The cybersecurity order has long been anticipated as Trump balked on signing a cybersecurity order mere days into his presidency.

The order has three major components: protecting federal networks, cybersecurity of critical infrastructure and promoting cybersecurity workforce development.

As expected by experts, it continues an approach espoused by the Obama administration that leans on public-private partnerships. Effective immediately, each agency has been ordered to adopt the National Institute of Standards and Technology's framework of cybersecurity standards, which was released in 2014, followed by a draft update in January. The voluntary framework was created as a "set of industry standards and best practices to help organizations manage cybersecurity risks." If a successor document is published, then agencies must abide by that.

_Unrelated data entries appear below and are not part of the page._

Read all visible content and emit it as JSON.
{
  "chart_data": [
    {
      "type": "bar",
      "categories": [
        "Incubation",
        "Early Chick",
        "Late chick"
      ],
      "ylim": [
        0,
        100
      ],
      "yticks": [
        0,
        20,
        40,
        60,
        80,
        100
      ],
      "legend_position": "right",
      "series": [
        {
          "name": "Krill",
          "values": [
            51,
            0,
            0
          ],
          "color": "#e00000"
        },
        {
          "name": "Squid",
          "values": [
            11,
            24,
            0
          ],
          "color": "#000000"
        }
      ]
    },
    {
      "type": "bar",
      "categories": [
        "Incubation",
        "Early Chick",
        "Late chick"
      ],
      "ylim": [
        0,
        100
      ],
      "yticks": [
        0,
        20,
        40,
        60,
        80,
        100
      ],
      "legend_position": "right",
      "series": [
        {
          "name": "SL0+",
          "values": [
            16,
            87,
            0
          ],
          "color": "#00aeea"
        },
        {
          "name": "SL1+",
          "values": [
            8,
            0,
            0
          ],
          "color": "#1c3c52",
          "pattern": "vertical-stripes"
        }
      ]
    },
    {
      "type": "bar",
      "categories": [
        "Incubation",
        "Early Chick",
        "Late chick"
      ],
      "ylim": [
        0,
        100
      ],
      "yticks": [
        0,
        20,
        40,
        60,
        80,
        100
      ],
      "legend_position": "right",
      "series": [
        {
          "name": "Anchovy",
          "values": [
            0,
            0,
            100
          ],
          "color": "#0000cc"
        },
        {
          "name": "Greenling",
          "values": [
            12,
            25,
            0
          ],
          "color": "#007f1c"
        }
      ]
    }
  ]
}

Trump's order pushes for a higher degree of centralization and will hold department heads accountable for managing cybersecurity risk management and modernization for IT and data as part of an "executive branch enterprise."

Speaking about the cyber order during the White House press briefing on Thursday, Tom Bossert, Trump's homeland security adviser, referred to the data breach at the Office of Personnel Management in 2014, in which it is estimated that hackers stole records for up to 21.5 million people.

Bossert said agency will not only have a responsibility to protect their own networks, but will also have a responsibility to identify risks and share that information with the White House.

"That executive order among other things is going to keep his promise that he has made to the American people to keep America safe, including in cyberspace," Bossert said.

Bossert noted that the U.S. has seen an uptick of attack not only from the country's enemies, but also allies. "Sitting by and doing nothing is no longer an option," he said.

Asked if the Russian hacking interference in the U.S. election was the impetus for the order, Bossert asserted that it was not.

"No, it was not a Russian-motivated issue," he said. "It was a United States of America-motivated issue."